La seguridad tendría que ser el tema central de la propuesta política del país. Extraña, de hecho, que la discusión sea tan pobre. Medidas como mando único y certificación de policías son importantes, pero definitivamente no son la solución a lo que ahora sucede. Requerimos una discusión sobre impartición de justicia, derechos humanos, política de drogas, investigación pericial, sistema penitenciario, cuerpos de seguridad y reconstrucción de las comunidades sometidas por los criminales.

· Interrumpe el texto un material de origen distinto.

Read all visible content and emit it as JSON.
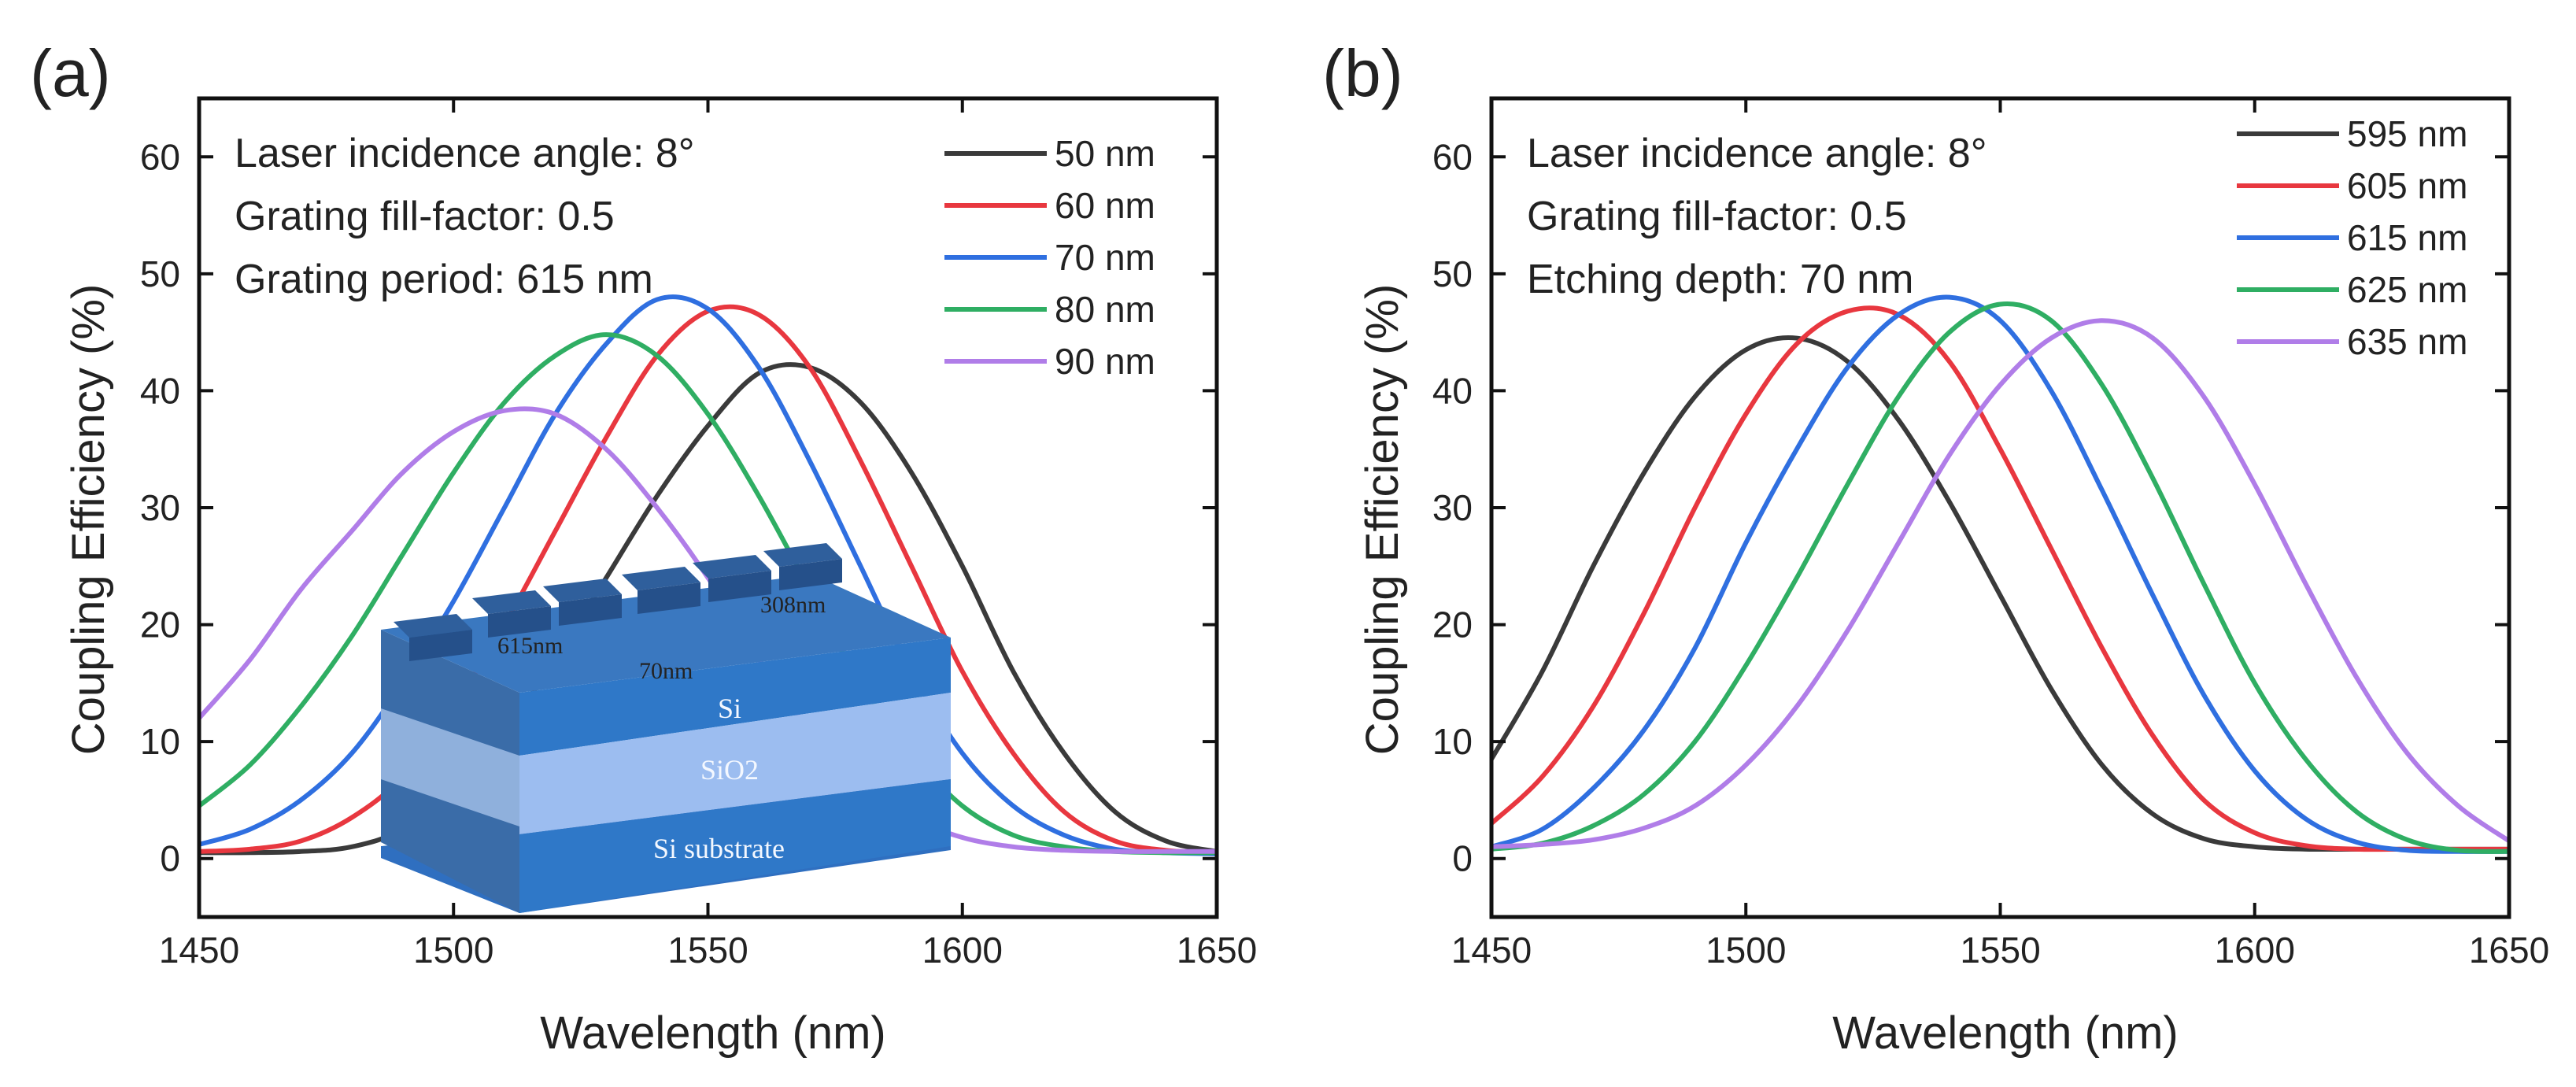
{
  "panels": [
    {
      "label": "(a)",
      "annotations": [
        "Laser incidence angle: 8°",
        "Grating fill-factor: 0.5",
        "Grating period: 615 nm"
      ],
      "inset": {
        "layers": [
          "Si",
          "SiO2",
          "Si substrate"
        ],
        "labels": [
          "615nm",
          "70nm",
          "308nm"
        ]
      }
    },
    {
      "label": "(b)",
      "annotations": [
        "Laser incidence angle: 8°",
        "Grating fill-factor: 0.5",
        "Etching depth: 70 nm"
      ]
    }
  ],
  "colors": {
    "black": "#3a3a3a",
    "red": "#e8373f",
    "blue": "#2f6fe0",
    "green": "#2fae63",
    "purple": "#b07de8"
  },
  "chart_data": [
    {
      "type": "line",
      "xlabel": "Wavelength (nm)",
      "ylabel": "Coupling Efficiency (%)",
      "xlim": [
        1450,
        1650
      ],
      "ylim": [
        -5,
        65
      ],
      "xticks": [
        1450,
        1500,
        1550,
        1600,
        1650
      ],
      "yticks": [
        0,
        10,
        20,
        30,
        40,
        50,
        60
      ],
      "legend_position": "top-right",
      "x": [
        1450,
        1460,
        1470,
        1480,
        1490,
        1500,
        1510,
        1520,
        1530,
        1540,
        1550,
        1560,
        1570,
        1580,
        1590,
        1600,
        1610,
        1620,
        1630,
        1640,
        1650
      ],
      "series": [
        {
          "name": "50 nm",
          "color": "black",
          "values": [
            0.5,
            0.5,
            0.6,
            1.0,
            2.5,
            6,
            11,
            17,
            24,
            31,
            37,
            41.5,
            42,
            39,
            33,
            25,
            16,
            9,
            4,
            1.5,
            0.6
          ]
        },
        {
          "name": "60 nm",
          "color": "red",
          "values": [
            0.6,
            0.8,
            1.5,
            3.5,
            7,
            13,
            20,
            28,
            36,
            43,
            46.8,
            46.5,
            42,
            34,
            25,
            16,
            9,
            4,
            1.5,
            0.7,
            0.5
          ]
        },
        {
          "name": "70 nm",
          "color": "blue",
          "values": [
            1.2,
            2.5,
            5,
            9,
            15,
            22,
            30,
            38,
            44,
            47.8,
            47,
            42,
            34,
            25,
            16,
            9,
            4.5,
            2,
            0.8,
            0.5,
            0.4
          ]
        },
        {
          "name": "80 nm",
          "color": "green",
          "values": [
            4.5,
            8,
            13,
            19,
            26,
            33,
            39,
            43,
            44.8,
            43,
            38,
            31,
            23,
            15,
            9,
            4.5,
            2,
            1,
            0.6,
            0.5,
            0.5
          ]
        },
        {
          "name": "90 nm",
          "color": "purple",
          "values": [
            12,
            17,
            23,
            28,
            33,
            36.5,
            38.3,
            38,
            35,
            30,
            24,
            17,
            11,
            6.5,
            3.5,
            1.8,
            1,
            0.7,
            0.6,
            0.6,
            0.6
          ]
        }
      ]
    },
    {
      "type": "line",
      "xlabel": "Wavelength (nm)",
      "ylabel": "Coupling Efficiency (%)",
      "xlim": [
        1450,
        1650
      ],
      "ylim": [
        -5,
        65
      ],
      "xticks": [
        1450,
        1500,
        1550,
        1600,
        1650
      ],
      "yticks": [
        0,
        10,
        20,
        30,
        40,
        50,
        60
      ],
      "legend_position": "top-right",
      "x": [
        1450,
        1460,
        1470,
        1480,
        1490,
        1500,
        1510,
        1520,
        1530,
        1540,
        1550,
        1560,
        1570,
        1580,
        1590,
        1600,
        1610,
        1620,
        1630,
        1640,
        1650
      ],
      "series": [
        {
          "name": "595 nm",
          "color": "black",
          "values": [
            8.5,
            16,
            25,
            33,
            39.5,
            43.5,
            44.5,
            42.5,
            37.5,
            30.5,
            22.5,
            14.5,
            8,
            3.8,
            1.7,
            1,
            0.8,
            0.8,
            0.8,
            0.8,
            0.8
          ]
        },
        {
          "name": "605 nm",
          "color": "red",
          "values": [
            3,
            7,
            13,
            21,
            30,
            38,
            44,
            46.8,
            46.5,
            42.5,
            35,
            26.5,
            18,
            10.5,
            5,
            2.2,
            1.1,
            0.8,
            0.8,
            0.8,
            0.8
          ]
        },
        {
          "name": "615 nm",
          "color": "blue",
          "values": [
            1,
            2.5,
            6,
            11,
            18,
            27,
            35,
            42,
            46.5,
            48,
            46,
            40,
            31.5,
            22.5,
            14,
            7.5,
            3.4,
            1.4,
            0.7,
            0.6,
            0.6
          ]
        },
        {
          "name": "625 nm",
          "color": "green",
          "values": [
            0.8,
            1.3,
            2.8,
            5.5,
            10,
            16.5,
            24,
            32,
            39.5,
            45,
            47.4,
            46,
            40.5,
            32.5,
            23.5,
            15,
            8.5,
            4,
            1.6,
            0.7,
            0.6
          ]
        },
        {
          "name": "635 nm",
          "color": "purple",
          "values": [
            1,
            1.2,
            1.6,
            2.6,
            4.5,
            8,
            13,
            19.5,
            27,
            34.5,
            40.5,
            44.5,
            46,
            44.5,
            39.5,
            32,
            23.5,
            15.5,
            9,
            4.5,
            1.5
          ]
        }
      ]
    }
  ]
}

El origen de la explosión de la violencia en México está en la guerra contra las drogas, promovida por los Estados Unidos, que generó grupos criminales con enormes recursos financieros, humanos y de armamento.

 

El gobierno mexicano eligió una estrategia de enfrentamiento frontal y armado contra los cárteles, pero los enfrentó con cuerpos de seguridad e inteligencia infiltrados, sin la posibilidad de intervenir sus finanzas, ni evitar la importación de armamento de alto calibre. El resultado fue la generación de una escalada de violencia, la fragmentación de algunas organizaciones, que derivaron en pequeñas bandas que se involucraron en nuevos negocios ilícitos, se abonó al conflicto entre las bandas, surgieron ejércitos de delincuentes altamente especializados y se armó a los grupos criminales que ya existían.

 

Como la prioridad fue reducir el tráfico de drogas, la seguridad de las personas, el respeto a los derechos humanos, el desarrollo de las comunidades y todos lo demás fue sacrificado. La vorágine de la lucha contra el narco llevó a prisión miles de consumidores y a personas no peligrosas que por o contra de su voluntad participaron en alguna parte de la cadena del tráfico de drogas.  La guerra contra el narco debe ser transformada por la de garantizar seguridad y justicia. Eso comienza a pasar en el discurso, muy poco en las acciones concretas.

 

El primer objetivo tiene que ser el reducir el número de muertes violentas. Los datos muestran que han disminuido desde hace algunos años, pero sin duda muy lejos de los niveles aceptables o de hace una par de décadas. Esto pasa por reducir el tráfico de armas, realizar investigación efectiva para capturar a los sicarios, elevar el riesgo de ser castigado por cometer un delito violento, utilizar la inteligencia para realizar operativos que minimicen el uso de la violencia y contar con cuerpos policiales eficaces  que cuenten con la confianza de la ciudadanía.

 

El segundo debe ser reducir la comisión de otros delitos que tienen un alto impacto en la población como la extorsión, el secuestro, el tráfico de personas, el robo organizado, etcétera. Eso se puede lograr si se identifican y minan los recursos, y se desmantela a las bandas locales. El tercero es reconstruir el clima de paz en comunidades en donde la violencia se ha convertido en la norma. Eso implica nuevos mecanismos de participación, inversión, reconversión de cultivos, política social e incluso la amnistía de ciertos delitos.

 

Cuarto, se requieren cambios más rápidos y efectivos al sistema de impartición de justicia, sistemas de penas alternativas al encarcelamiento, defensoría de oficio efectiva, mayor transparencia y vigilancia al sistema judicial, así como priorizar la persecución del delito.

 

Finalmente, tenemos que regular la producción y el consumo de determinadas drogas, en especial la mariguana, para evitar la criminalización de usuarios, reducir las ganancias del crimen organizado y, muy importante, exigir como país un cambio en la política de drogas.

 

Lograr lo anterior requiere de construcción de instituciones que no se pueden limitar al mando único, la Policía Federal y la certificación y equipamiento de policías.

 

No estamos discutiendo, por ejemplo, el tipo de agencias de inteligencia que requerimos, como las vamos a hacer eficaces y la manera en la que rendirán cuentas. No tenemos un sistema de evaluación de las políticas de seguridad, como el que utilizamos para la política social por ejemplo, por lo que no es claro en que es más productivo invertir, en equipamiento, en capacitación o en tecnología,  o que tipo de intervención social es la que ha tenido éxito.

 

La evaluación de instancias como las organizaciones de derechos humanos y del propio sistema judicial es escasa, no sabemos cuáles son las mejores prácticas, el avance en ese ámbito en siempre lento. Tenemos que empezar por reconocer que regiones enteras del país, las de menor desarrollo, nunca han contado ni con instituciones de seguridad ni de justicia confiables para la población. Es en esos lugares, ahora presa de los nuevos carteles, donde el problema alcanzó los niveles más serios. Eso requiere generar nuevas instituciones y auténticas oportunidades de desarrollo en lugares que siempre hemos olvidado. Es decir, la seguridad requiere, de otro paradigma, de políticas públicas.